Although I support tolerance, I don't hold the basic moral instincts of my forefathers in contempt. We today, with clean running water, neighbourhood health clinics, and working antibiotics, are at liberty perhaps to tolerate some behaviour that they were quite prudent to reject. Stigmatising certain dangerous behaviour may be a crude collective instrument, but attaching it to things like sodomy looks like incredibly sound early epidemiological precautionary reasoning.

And though I don't want homosexuals to suffer discrimination, I am not ready to desist from discriminating against some other people because of their sexual orientation. So I refuse to stigmatise stigma itself without careful consideration. In fact, I plan to continue to stigmatise and discriminate against practitioners of paedophilia, incest, bestiality, necrophilia, and a host of other perversions.

Social censure, communal disgust, and the mechanisms of shame and guilt that underlay them, are far too important to give up. Another annoying shibboleth: "We must be intolerant of intolerance." Really? Ought we be intolerant of intolerance to NAMBLA (The North American Man-Boy Love Association). Look here: We can't be so open-minded that our brains fall out.

So, although universally acknowledged as a tireless worker for the relief of HIV sufferers, Bain offended the Taliban enforcers of 'tolerance' by committing the unpardonable offence of authoring an affidavit used for a purpose disapproved by the mujahideen of MSM. Mere association with opponents of the creedal commitment to immediately abolish anti-buggery laws rendered him haram, and hence, jihad was declared. His job, although officially about halting HIV, in reality was, he learned, about decriminalising buggery.

Nobody challenges the accuracy of Dr Bain's affidavit, save and except that Bain reserves judgement on whether repeal of anti-buggery laws helps suppress the epidemic, while majority activist opinion is that it will. Whether, on balance, the law is worth keeping because it suppresses the primary cause of HIV spreading, or worth ditching because it impedes access to health services of those who already have HIV, seems to be a matter on which reasonable minds can disagree, even while working against the disease.

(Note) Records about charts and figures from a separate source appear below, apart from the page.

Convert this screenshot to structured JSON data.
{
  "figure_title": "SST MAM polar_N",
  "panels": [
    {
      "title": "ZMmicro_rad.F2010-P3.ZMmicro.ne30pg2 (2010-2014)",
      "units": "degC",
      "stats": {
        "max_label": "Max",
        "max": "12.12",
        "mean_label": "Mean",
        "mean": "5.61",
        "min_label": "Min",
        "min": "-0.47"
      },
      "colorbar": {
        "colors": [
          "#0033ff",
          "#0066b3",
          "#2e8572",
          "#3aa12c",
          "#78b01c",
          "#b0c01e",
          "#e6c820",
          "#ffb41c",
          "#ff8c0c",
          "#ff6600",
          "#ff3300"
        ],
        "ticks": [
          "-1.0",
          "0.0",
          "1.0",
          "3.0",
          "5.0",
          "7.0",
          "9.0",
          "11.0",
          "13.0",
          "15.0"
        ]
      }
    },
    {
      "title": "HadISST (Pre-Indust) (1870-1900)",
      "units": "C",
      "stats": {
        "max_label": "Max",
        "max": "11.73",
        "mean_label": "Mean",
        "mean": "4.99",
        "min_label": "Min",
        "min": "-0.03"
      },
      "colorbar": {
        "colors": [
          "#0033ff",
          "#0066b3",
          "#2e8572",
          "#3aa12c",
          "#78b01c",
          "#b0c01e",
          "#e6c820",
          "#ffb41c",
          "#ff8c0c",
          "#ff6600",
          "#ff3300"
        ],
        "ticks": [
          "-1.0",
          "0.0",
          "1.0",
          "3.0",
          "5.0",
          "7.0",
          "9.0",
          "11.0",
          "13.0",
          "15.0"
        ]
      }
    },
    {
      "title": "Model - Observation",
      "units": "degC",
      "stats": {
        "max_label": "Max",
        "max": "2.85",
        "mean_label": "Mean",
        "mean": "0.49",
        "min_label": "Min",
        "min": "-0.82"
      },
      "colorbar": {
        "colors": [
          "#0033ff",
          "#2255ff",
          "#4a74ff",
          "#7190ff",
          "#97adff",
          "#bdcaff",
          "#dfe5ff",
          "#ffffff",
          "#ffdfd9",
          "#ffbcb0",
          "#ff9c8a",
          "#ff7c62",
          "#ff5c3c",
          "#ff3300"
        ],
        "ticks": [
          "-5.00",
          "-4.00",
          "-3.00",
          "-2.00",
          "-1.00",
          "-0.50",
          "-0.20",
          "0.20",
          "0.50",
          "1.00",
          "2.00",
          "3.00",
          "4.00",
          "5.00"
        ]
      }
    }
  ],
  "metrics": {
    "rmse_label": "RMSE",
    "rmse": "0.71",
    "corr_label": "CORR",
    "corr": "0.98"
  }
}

But the official wording of the fatwa said that Bain had a 'conflict of interest', meaning there is no room anymore in the anti-HIV activist community for heresy on this point, and the ayatollahs of anal will brook no dissent.

Ultimately, advocacy for tolerance suffered a major setback. Vitriol spread like a mutating virus, balkanising opinion. What are the campaigners trying to do? Impress international funders? And that space I mentioned had been opened up in the 2011 debate? It's closing fast. Yeah! Pass mi de white rum and de milk deh.